Benefits & Creative Ways To Up Your Omega 3’s
Research indicates that omega-3 fats reduce inflammation, helping to prevent inflammatory diseases. Omega-3’s are also essential to brain function, impacting behavior and cognition. Malnutrition can impact decision making and is frequently a seen in eating behavior (eating disorder) recovery. According to the University of Maryland Medical Center (UMM), omega-3’s may also:
- Reduces plaque buildup and blood clots in arteries that lead to the brain.
- Improves cholesterol by lowering triglycerides and elevating HDL (good cholesterol) levels. These benefits come primarily from DHA and EPA.
- Recover joint health by reducing joint tenderness and stiffness associated with arthritis.
- Positively impacts the body’s calcium levels, reducing the incidence of bone loss.
- Advance mental health by helping to insulate nerve cells in the brain, allowing these nerve cells to better communicate with one another. People who are deficient in omega-3’s may suffer from depression, bipolar disorder, eating disorders, and ADHD.
- Alleviates symptoms related to skin disorders like acne and psoriasis.
- Reduces the pain associated with PMS and menstruation.
How Much Do I Need?……
We can’t make omega 3 fatty acids we must get them through our diet. The baseline recommended daily intake is 1 gram for females and 1.6 g for males. This would require eating 1-2 servings of salmon every day which is a stretch for anyone. Consequently, few people realize that they are not consuming enough omega-3 fatty acids. Omega-3 deficiency causes a variety of symptoms some of which include fatigue, dry or itchy skin, brittle hair and nails, constipation, frequent colds, depression, poor concentration, lack of physical endurance, and/or joint pain.
A Few Alternative Plant Sources of Omega 3′s Include…..
- Flaxseed: 6.4 grams per once; Total Omega-3 fatty acids: 8543mg
- Seeds, chia seeds, dried: 4.9 grams per once; Total Omega-3 fatty acids: 7164mg
- Hemp seeds: 2.8 grams per once
4 Creative Ways to Up those Omega 3′s
- Amazing Chia Energy Bars
- Omega 3 Porridge
- Add a couple tablespoons of chia, hemp or flax seeds to your morning smoothies or to top off a salad with hemp seeds. Make sure you activate the chia seeds by putting them in a bit of water before mixing them in your smoothie.

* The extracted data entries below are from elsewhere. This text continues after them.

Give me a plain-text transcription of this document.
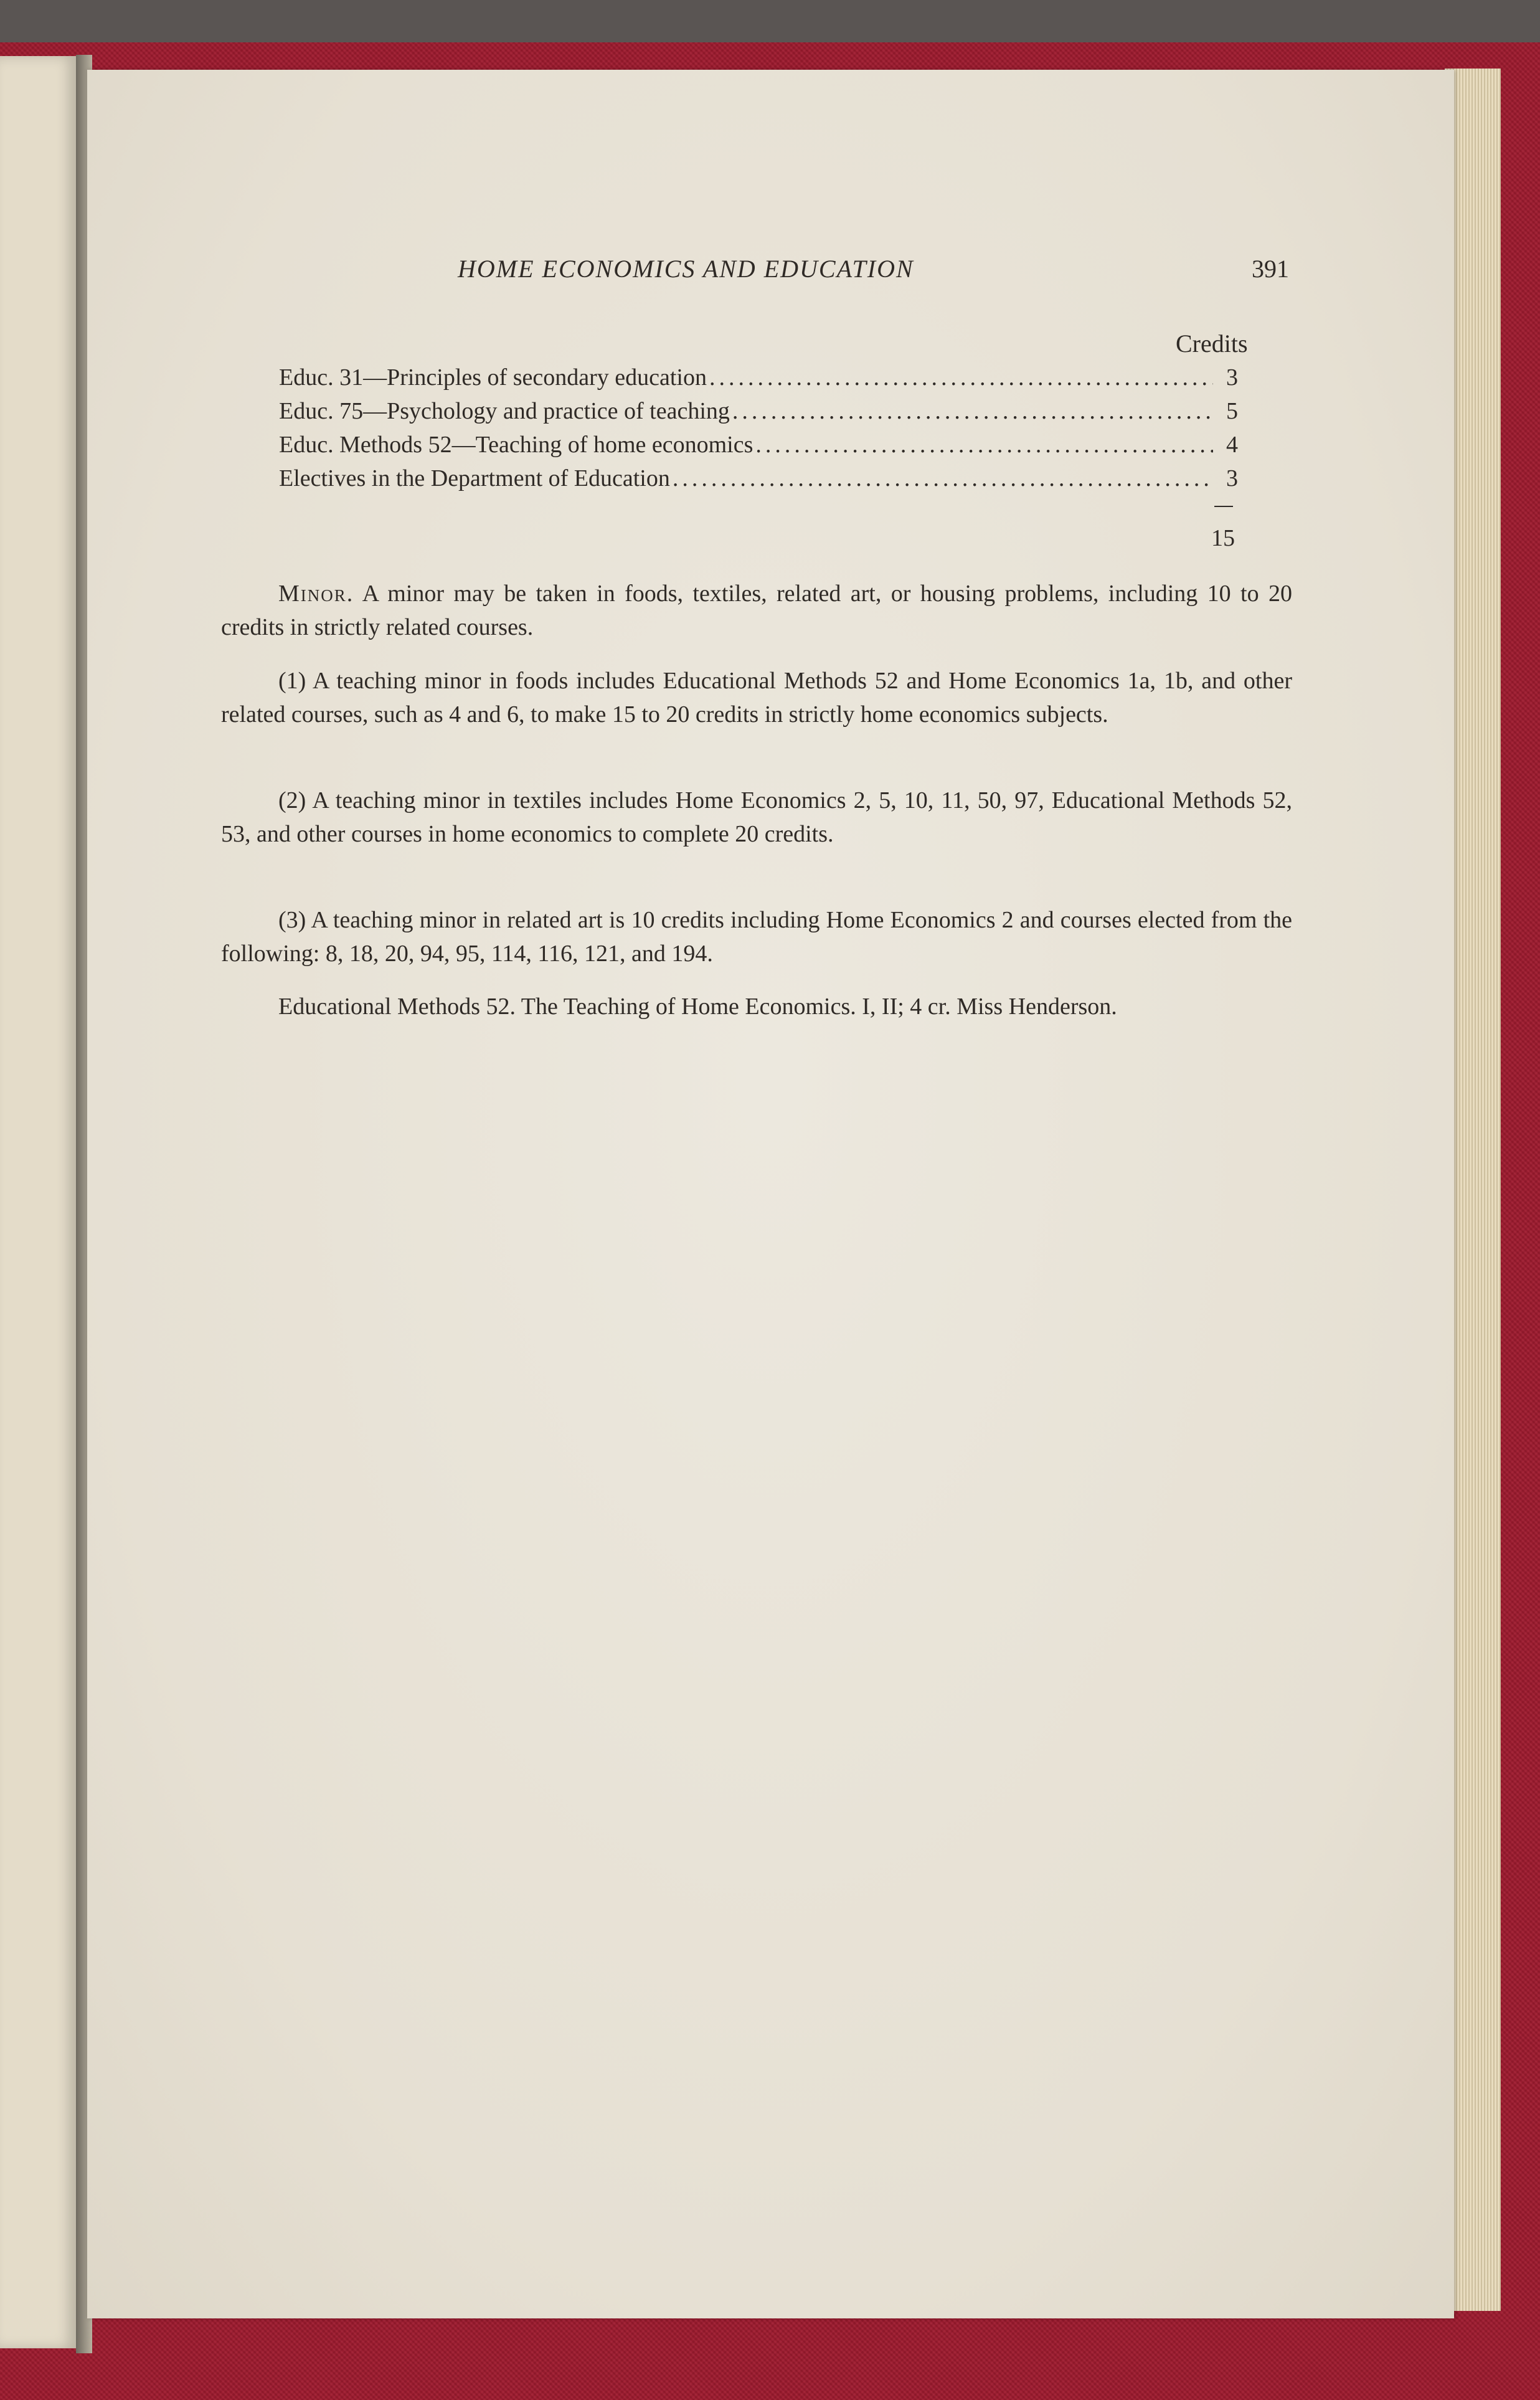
HOME ECONOMICS AND EDUCATION	391
Credits
Educ. 31—Principles of secondary education .....	3
Educ. 75—Psychology and practice of teaching .....	5
Educ. Methods 52—Teaching of home economics .....	4
Electives in the Department of Education .....	3
15
Minor. A minor may be taken in foods, textiles, related art, or housing problems, including 10 to 20 credits in strictly related courses.
(1) A teaching minor in foods includes Educational Methods 52 and Home Economics 1a, 1b, and other related courses, such as 4 and 6, to make 15 to 20 credits in strictly home economics subjects.
(2) A teaching minor in textiles includes Home Economics 2, 5, 10, 11, 50, 97, Educational Methods 52, 53, and other courses in home economics to complete 20 credits.
(3) A teaching minor in related art is 10 credits including Home Economics 2 and courses elected from the following: 8, 18, 20, 94, 95, 114, 116, 121, and 194.
Educational Methods 52. The Teaching of Home Economics. I, II; 4 cr. Miss Henderson.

Omega 3 fatty acids are formed in the chloroplasts of green leaves and algae. While seaweeds and algae are the source of omega 3 fatty acids present in fish, grass is the source of omega 3 fatty acids present in grass fed animals. When cattle are taken off an omega 3 fatty acid rich grass and shipped to a feedlot to be fattened on grain, they begin losing their store of this beneficial fat. Each day that an animal spends in the feedlot, the amount of omega 3 fatty acids in its meat is diminished. Why do you care- well remember omega 3′s cause a decrease in cardiac disease rather than increase which we see in a higher omega 6. The omega−6 to omega−3 ratio of grass fed beef is about 2:1, making it a more useful source of omega−3 than grain-fed beef, which usually has a ratio of 4:1
- Omega-3 fatty acids, fish oil, alpha-linolenic acid. Mayo Clinic. Retrieved June 20, 2012.
- Evangelos C. Rizos, MD, PhD; Evangelia E. Ntzani, MD, PhD; Eftychia Bika, MD; Michael S. Kostapanos, MD; Moses S. Elisaf, MD, PhD, FASA, FRSH (September 2012). “Association Between Omega-3 Fatty Acid Supplementation and Risk of Major Cardiovascular Disease Events A Systematic Review and Meta-analysis”. JAMA 308 (10): 1024–1033.
- Tribole, E.F.; Thompson, RL; Harrison, RA; Summerbell, CD; Ness, AR; Moore, HJ; Worthington, HV; Durrington, PN et al. (2006). “Risks and benefits of omega 3 fats for mortality, cardiovascular disease, and cancer: systematic review”. BMJ 332 (7544): 752–760. Retrieved 2008-03-23.
- Simopoulos, Artemis P. (October 2002). “The importance of the ratio of omega-6/omega-3 essential fatty acids”. Biomedicine & Pharmacotherapy 56 (8): 365–379.